Monday, April 04, 2016

Feast of the Incarnation

The Feast of the Annunciation is unusually late this year for everyone on the Gregorian calendar, because March 25 fell across Easter Triduum, which are the most holy days of the year and thus capable of displacing even so ancient and important a feast as Annunciation. The Annunciation then gets displaced to the next appropriate day. It was last Tuesday for the Maronites, but the Latin Church only gets to it today. The reason for the difference is the Easter Octave. Venerable feasts of especially great importance were extended out, so to speak, as eight-day feasts. Thus the full week after a feast takes on something of the importance of the feast starting the octave.
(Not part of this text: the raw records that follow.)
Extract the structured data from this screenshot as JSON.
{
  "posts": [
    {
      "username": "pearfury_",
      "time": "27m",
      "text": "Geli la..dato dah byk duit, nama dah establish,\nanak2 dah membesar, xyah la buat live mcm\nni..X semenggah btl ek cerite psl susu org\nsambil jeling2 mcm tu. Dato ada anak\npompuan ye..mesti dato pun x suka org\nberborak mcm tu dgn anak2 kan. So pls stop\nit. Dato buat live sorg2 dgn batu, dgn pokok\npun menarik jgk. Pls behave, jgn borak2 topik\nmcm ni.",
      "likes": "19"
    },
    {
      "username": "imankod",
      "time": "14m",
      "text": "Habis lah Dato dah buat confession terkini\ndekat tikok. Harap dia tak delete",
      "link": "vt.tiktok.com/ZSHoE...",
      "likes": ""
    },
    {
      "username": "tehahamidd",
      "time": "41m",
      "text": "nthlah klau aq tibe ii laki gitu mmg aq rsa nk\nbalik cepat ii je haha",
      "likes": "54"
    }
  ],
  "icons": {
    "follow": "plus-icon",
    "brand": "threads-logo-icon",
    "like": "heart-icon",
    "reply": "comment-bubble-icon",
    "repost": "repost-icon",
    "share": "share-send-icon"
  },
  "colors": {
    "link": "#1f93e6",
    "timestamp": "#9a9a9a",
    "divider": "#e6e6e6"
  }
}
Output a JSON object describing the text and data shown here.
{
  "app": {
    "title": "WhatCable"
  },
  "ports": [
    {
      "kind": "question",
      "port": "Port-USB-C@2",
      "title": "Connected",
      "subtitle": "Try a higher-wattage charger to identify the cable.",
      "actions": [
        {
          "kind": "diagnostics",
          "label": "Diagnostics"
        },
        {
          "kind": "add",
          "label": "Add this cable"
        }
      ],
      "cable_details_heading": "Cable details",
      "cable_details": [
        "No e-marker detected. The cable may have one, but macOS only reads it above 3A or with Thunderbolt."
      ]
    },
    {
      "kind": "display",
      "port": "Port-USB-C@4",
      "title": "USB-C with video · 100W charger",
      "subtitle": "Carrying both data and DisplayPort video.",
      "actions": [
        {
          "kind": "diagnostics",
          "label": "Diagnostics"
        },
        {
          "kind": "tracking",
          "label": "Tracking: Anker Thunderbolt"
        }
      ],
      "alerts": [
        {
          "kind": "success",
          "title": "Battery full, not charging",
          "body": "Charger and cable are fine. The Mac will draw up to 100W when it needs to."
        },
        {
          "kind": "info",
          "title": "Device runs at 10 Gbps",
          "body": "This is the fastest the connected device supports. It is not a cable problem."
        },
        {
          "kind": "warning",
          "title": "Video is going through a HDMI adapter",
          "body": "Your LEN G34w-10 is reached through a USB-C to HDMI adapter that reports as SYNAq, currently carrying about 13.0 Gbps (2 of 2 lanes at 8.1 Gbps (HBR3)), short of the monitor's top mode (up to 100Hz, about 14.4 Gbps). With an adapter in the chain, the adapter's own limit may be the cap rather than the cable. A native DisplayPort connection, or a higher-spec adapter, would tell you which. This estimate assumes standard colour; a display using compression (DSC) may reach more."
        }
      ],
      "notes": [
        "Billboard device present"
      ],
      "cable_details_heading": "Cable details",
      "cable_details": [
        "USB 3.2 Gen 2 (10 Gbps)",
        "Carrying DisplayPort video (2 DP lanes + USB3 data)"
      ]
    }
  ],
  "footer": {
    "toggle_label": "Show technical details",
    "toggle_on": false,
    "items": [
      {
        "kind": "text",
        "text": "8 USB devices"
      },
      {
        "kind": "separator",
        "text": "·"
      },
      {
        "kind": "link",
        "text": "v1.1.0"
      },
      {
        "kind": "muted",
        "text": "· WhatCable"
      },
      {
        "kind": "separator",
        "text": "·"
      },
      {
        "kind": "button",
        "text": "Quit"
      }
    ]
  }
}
The custom became especially popular in the West, which began to have so many octaves that it became quite unruly, which led to attempts at organization in the nineteenth century (which were not especially successful) and finally, in 1955 Pius XII eliminated all octaves except for three: Christmas, Easter, and Pentecost. [In the Ordinary Form, the Pentecost Octave was also eventually eliminated (which was arguably a mistake, since it included some of the most venerable and influential prayers in the calendar).] So we have been in Easter Octave, with each day its own solemnity and extension of Easter itself, with the result that, in the Latin Church, today was the first day that could take the Feast of the Annunciation.

Feast of the Annunciation
by Christina Rossetti

Whereto shall we liken this Blessed Mary Virgin,
Faithful shoot from Jesse's root graciously emerging?
Lily we might call her, but Christ alone is white;
Rose delicious, but that Jesus is the one Delight;
Flower of women, but her Firstborn is mankind's one flower:
He the Sun lights up all moons thro' their radiant hour.
'Blessed among women, highly favoured,' thus
Glorious Gabriel hailed her, teaching words to us:
Whom devoutly copying we too cry 'All hail!'
Echoing on the music of glorious Gabriel.